Speaker: Jacob Sorber, Professor & Computer Science Division Chair, School of Computing, Clemson University

Abstract: Batteryless computing has grown in recent years, with new devices, new applications, and improvements efficiency and ease of use; however, batteryless systems research is still challenging. And, it might not have to be. We depend on custom hardware platforms, fragmented software stacks, ad hoc evaluation methods, and experimental setups that are often difficult to reproduce. These challenges create barriers to entry, slow collaboration, and make it harder for the community to build upon prior work. This discussion will explore how the batteryless computing research community can grow through better shared infrastructure: accessible tools, standardized interfaces and benchmarks, reproducible workflows, and open experimentation platforms. I will describe the progress, goals, and plans for Cicada, an NSF-funded community infrastructure project aimed at addressing these challenges, with group discussion throughout. I don’t have all the answers, but I hope we (as a community) have some that will lower barriers, accelerate innovation, improve reproducibility, and help batteryless computing grow into a more mature and sustainable research ecosystem.

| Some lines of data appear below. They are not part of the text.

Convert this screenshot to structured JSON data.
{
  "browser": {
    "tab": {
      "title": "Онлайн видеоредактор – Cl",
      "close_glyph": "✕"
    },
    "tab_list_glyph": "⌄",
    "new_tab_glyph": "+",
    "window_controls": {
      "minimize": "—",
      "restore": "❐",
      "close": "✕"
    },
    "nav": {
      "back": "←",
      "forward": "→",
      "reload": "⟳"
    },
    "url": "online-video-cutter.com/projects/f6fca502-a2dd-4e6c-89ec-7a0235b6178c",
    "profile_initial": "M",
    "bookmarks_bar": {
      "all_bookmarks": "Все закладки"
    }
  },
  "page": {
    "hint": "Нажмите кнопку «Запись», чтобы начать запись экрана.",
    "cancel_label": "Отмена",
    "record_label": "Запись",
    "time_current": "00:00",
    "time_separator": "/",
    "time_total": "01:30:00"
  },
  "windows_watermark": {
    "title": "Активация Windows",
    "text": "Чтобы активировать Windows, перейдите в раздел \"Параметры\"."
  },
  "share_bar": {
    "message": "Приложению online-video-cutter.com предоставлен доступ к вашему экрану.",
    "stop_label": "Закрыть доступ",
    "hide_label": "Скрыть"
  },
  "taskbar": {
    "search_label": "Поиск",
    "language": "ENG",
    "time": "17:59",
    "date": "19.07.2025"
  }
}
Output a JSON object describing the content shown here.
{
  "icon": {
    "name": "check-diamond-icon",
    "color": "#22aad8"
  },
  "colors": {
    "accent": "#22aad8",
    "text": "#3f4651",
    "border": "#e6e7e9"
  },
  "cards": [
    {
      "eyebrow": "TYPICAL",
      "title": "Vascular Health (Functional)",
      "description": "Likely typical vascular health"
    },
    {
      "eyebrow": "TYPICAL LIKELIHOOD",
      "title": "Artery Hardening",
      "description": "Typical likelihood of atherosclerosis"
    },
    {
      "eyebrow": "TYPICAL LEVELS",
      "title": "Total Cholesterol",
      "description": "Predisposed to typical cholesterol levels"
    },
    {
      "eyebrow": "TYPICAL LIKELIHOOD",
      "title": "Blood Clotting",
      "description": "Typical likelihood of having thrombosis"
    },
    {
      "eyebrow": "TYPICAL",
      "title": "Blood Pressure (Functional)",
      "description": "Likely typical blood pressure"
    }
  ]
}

Biography: Jacob Sorber is an Associate Professor in the School of Computing at Clemson University, where he leads the PERSIST Research Lab. His research focuses on embedded systems, mobile sensors, wearables, batteryless and intermittent computing, and low-power system design. He has contributed to the development of hardware and software techniques that enable small computing devices to adapt to changing conditions, recover from frequent power failures, and operate maintenance-free for long periods.